Unlike in many cities, adventurers are a recognized social role in Xian. The city officials are always glad to have someone expendable around to take care of the more life-threatening parts of their duties, and adventurers are just the sort to call on for that kind of work.
Adventurers register with the Ministry of Spies, falling under the internal security rubric of that ministry. Those who demonstrate ordinary competence in their profession and have no outstanding crimes against their name are given a small wooden plaque as a license, administered from the Licensed Adventurers Guild. Official Adventurers are permitted to take jobs from the Ministry of Spies ranging from goblin infestation removal to tomb robbing. The pay is generally awful, but profits from official adventures are non-taxable.

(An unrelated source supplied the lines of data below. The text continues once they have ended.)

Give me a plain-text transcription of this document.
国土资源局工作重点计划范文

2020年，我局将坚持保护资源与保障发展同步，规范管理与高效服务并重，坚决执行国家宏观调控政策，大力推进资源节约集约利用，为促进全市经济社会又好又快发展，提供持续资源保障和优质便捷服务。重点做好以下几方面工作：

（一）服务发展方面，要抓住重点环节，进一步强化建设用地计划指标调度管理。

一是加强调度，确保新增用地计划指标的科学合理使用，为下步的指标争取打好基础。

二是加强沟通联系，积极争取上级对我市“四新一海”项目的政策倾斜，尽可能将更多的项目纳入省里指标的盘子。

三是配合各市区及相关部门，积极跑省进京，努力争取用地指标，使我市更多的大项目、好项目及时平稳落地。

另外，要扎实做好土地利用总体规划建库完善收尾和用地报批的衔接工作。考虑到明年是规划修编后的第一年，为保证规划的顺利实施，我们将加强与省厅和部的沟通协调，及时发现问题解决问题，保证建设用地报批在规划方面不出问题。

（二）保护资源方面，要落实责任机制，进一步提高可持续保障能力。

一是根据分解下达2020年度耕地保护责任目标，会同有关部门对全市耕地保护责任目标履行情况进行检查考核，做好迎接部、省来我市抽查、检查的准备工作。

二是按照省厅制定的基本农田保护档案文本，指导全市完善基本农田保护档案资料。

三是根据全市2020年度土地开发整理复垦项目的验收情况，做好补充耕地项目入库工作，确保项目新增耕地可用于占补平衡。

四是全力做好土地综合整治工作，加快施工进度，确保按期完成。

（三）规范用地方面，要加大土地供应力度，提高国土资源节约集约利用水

Licensed adventurers are also allowed significantly more leeway in their personal behavior than ordinary commoners. Minor crimes against commoners will often be overlooked, and even serious indiscretions often result in them being "volunteered" for a particularly grim job rather than enslaved or executed.
It is a point of pride that no licensed adventurer has ever proven unworthy of the license thereafter. In a more practical sense, the city assumes that any adventurer so uncontrollable as to deserve delicensure needs to be killed if found within the city. Those who fall into this category tend not to be told of the decision until some other adventurer has finished stabbing them in their bed.
As a further point of distinction, any adventurer with proven skill in their profession is inducted into the daifu class, with all the privileges according to that exalted state. Any character of seventh level or higher with lands worth at least ten thousand gold koku will generally earn this accolade, unless they've managed to severely alienate the city officials.
Until such exalted estate, however, adventurers tend to be viewed as coarse, vulgar, savage sorts wholly unfit for decent society. Their usual social standing is somewhere above that of prostitutes and bandits and slightly below fishmongers. While daifu welcome the opportunity to hire adventurers and pay them handsomely, none would ever consider treating them as social equals until the adventurer in question is so personally powerful and influential that they are forced to do so. To a large extent, adventurers tend to justify this contempt. Most of them are little more than half-competent charlatans, unhanged thieves, and village bullies barely competent enough to pass the licensure examination. They die in droves and tend to be aware of their own brief life expectancy, behaving in shockingly immoral and antisocial fashion for their brief span. They are tolerated as a necessary evil to more dignified and worthy social classes… such as almost anyone else.
Despite this, a very few adventurers survive long enough to rise above the ordinary rabble. One of third level is uncommon, a known and grudgingly respected face in the guild, though still viewed with general contempt by outsiders. At fifth level, it becomes difficult for daifu to treat them with their usual contempt- their personal prowess is such as to demand a certain degree of civility. At seventh, all pretense of inferiority becomes impossible to maintain. Only a handful of men and women in Xian are more individually powerful, and even if they're too antisocial and untrustworthy to be elevated as daifu, they're too dangerous to antagonize openly. Daifu will treat them with a chilly sort of courtesy at the least, and socially adept adventurers might be fully accepted. Beyond ninth level, the locals are obliged to admit their matchless personal prowess and true heroic caliber. Daifu will jockey for the character's favor, seeking alliances and friendship with all but the most utterly antisocial hero.